Radioactive Starlings by Myronn Hardy (Oct. 17, hardcover, $45, ISBN 978-0-691-17709-0). In these formally varied poems, Hardy explores the complexities of transformation, cultures, and politics, as well as divergences between the natural world and technology, asking what progress means when it destroys the places that sustain us.
Sarabande
Witch Wife by Kiki Petrosino (Dec. 12, hardcover, $16.95, ISBN 978-1-946448-03-3) captures the poet conjuring spells, obsessive incantations to exorcise or celebrate memory, to mourn the beloved dead, to conjure children or keep them at bay, and to faithfully inhabit one’s given body. Petrosino’s poems are also concerned with womanhood in America, particularly women of color.
Saturnalia
The Bosses by Sebastian Agudelo (Oct. 17, trade paper, $16, ISBN 978-0-9899797-4-0) focuses on the seen and unseen authority figures who dictate the boundaries of our lives, contemplating power structures from a historical exploration of the role authority plays in our lives to the current managerial culture.
Ugly Duckling
Commodore by Jacqueline Waters (Oct. 1, trade paper, ISBN 978-1-937027-91-9). In this book about care, Waters reveals both its multidirectionality and the hierarchy it creates. The poems are about coming very close to your subject, intent on discerning shades of sentiment, full of nostalgia for things you didn’t really enjoy when they happened.
Univ. Of Iowa
Attributed to the Harrow Painter by Nick Twemlow (Nov. 1, trade paper, $18, ISBN 978-1-60938-541-5) reckons with fatherhood, the violence of nostalgia, poetry, and the commodity world of visual art as his poems frantically cycle through responses to the speaker’s son’s remark on a painting by Julian Schnabel that it “looks like garbage.”

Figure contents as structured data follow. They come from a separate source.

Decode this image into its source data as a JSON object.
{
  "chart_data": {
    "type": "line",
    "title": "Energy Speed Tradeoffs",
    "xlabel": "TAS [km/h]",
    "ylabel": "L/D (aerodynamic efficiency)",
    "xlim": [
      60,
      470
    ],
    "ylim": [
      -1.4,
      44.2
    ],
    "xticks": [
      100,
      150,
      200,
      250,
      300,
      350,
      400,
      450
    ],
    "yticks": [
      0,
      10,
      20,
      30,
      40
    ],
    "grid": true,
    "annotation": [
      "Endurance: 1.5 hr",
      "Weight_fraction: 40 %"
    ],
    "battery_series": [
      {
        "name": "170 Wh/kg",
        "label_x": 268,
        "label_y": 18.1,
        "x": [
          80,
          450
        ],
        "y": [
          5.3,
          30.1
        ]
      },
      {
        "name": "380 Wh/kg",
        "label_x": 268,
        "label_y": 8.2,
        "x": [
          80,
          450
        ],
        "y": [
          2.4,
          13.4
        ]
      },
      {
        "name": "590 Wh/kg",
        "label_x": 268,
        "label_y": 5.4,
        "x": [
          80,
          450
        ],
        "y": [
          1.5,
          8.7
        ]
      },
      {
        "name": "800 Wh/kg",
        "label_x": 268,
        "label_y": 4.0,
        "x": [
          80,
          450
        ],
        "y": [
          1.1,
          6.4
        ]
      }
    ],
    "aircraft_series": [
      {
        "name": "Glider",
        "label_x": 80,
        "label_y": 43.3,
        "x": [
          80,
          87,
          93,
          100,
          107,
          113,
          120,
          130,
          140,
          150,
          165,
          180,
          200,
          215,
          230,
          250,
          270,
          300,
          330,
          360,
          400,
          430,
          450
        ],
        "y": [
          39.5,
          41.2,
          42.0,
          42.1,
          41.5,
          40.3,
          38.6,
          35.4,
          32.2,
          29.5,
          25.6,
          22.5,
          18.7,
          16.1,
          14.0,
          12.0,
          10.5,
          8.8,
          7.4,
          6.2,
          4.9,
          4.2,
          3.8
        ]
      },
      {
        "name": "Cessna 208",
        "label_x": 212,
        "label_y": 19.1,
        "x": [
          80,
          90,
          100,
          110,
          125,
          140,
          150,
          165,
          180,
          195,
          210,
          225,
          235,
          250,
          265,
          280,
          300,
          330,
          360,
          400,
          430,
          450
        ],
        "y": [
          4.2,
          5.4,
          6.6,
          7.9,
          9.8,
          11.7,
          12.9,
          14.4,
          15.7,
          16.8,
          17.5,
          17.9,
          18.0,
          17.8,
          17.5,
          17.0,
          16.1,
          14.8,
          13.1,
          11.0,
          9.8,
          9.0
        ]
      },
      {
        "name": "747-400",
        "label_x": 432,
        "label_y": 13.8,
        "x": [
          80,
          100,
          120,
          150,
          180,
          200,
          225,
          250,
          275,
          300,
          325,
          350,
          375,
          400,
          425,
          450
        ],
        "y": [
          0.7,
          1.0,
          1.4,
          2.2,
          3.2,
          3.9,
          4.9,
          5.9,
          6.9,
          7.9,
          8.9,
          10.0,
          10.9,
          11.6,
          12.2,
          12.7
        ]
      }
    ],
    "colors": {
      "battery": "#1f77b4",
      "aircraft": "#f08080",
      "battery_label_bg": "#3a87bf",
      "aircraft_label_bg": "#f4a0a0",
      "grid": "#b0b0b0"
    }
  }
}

Supply Chain by Pimone Triplett (Nov. 1, trade paper, $18, ISBN 978-1-60938-537-8). Equal parts celebration and lament for the mechanisms humans shape and are shaped by, Triplett’s extravagantly musical works reveal the poet as an entangled mediator among registers of public and private, intimate and historical, voicings.
Univ. of Pittsburgh
Darwin’s Mother by Sarah Rose Nordgren (Nov. 1, trade paper, $15.95, ISBN 978-0-8229-6516-9). With a keen sense of irony that rejects anthropocentrism, and an imagination that is both philosophical and playful, Nordgren delivers poems marked by a tireless curiosity about the intricate workings of life, consciousness, and humankind’s place in the universe.
Wave
In the Still of the Night by Dara Wier (Oct. 10, hardcover, $30, ISBN 978-1-940696-56-0). This raw and fluid exploration of grief records Wier’s reckoning with the unraveling of her world and her new consciousness after a great loss, doing so with intelligence, clarity, honesty, and immediacy.

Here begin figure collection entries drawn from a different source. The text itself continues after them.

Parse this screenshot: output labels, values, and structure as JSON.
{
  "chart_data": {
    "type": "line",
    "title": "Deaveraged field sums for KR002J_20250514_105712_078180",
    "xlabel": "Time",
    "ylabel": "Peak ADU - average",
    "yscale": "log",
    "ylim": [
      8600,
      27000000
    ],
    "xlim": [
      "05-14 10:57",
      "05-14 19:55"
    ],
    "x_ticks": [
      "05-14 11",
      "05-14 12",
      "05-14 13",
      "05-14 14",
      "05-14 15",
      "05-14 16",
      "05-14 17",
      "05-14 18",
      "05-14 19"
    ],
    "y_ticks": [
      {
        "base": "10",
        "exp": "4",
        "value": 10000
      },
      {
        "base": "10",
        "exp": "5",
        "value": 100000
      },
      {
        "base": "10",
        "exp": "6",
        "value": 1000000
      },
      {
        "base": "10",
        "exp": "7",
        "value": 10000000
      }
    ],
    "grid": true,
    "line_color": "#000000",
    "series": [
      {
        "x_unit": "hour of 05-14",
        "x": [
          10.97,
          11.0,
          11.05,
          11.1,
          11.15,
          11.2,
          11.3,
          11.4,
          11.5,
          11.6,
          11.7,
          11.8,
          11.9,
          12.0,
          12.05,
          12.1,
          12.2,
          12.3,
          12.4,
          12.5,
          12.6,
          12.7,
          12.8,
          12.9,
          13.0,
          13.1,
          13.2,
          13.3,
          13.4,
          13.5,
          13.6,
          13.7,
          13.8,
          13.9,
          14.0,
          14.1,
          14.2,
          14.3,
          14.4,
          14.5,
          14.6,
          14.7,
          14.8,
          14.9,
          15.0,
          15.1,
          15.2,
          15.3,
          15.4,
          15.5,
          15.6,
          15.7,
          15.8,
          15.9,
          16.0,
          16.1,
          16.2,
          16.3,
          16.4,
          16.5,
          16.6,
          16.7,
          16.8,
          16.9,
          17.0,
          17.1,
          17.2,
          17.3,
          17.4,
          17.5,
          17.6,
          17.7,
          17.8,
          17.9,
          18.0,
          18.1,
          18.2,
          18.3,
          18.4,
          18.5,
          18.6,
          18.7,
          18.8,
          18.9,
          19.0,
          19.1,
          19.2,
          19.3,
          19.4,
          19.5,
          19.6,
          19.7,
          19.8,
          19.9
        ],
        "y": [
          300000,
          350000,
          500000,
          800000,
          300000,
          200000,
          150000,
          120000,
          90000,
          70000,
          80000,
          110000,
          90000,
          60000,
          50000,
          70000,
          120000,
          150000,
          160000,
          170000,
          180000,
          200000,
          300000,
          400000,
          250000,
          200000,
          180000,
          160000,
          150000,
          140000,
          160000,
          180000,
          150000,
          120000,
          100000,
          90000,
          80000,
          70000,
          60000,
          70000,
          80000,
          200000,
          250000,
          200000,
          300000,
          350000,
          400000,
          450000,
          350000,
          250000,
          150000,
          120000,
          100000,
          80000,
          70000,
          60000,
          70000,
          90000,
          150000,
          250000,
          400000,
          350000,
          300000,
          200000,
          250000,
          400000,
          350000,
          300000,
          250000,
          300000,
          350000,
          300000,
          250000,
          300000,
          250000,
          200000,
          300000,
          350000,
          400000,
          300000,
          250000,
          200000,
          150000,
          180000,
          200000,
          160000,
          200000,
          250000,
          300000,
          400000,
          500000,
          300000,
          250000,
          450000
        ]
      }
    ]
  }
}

While Standing in Line for Death by CAConrad (Sept. 12, hardcover, $30, ISBN 978-1-940696-54-6). After his boyfriend Earth’s murder, Conrad developed new (Soma)tic poetry rituals to overcome his depression. This new book details those rituals and their resulting poems, along with other political actions and exercises that testify to poetry’s ability to reconnect alienated humans to their planet.
Wesleyan Univ.
semiautomatic by Evie Shockley (Sept. 5, hardcover, $24.95, ISBN 978-0-8195-7743-6) insists that art can feed the spirit and reawaken the imagination. Shockley’s poems trace a vast web of connections between the kinds of violence that affect people across racial, ethnic, gender, class, sexual, national, and linguistic boundaries.
Correction: An earlier version of this review misstated the title of the book Starshine & Clay.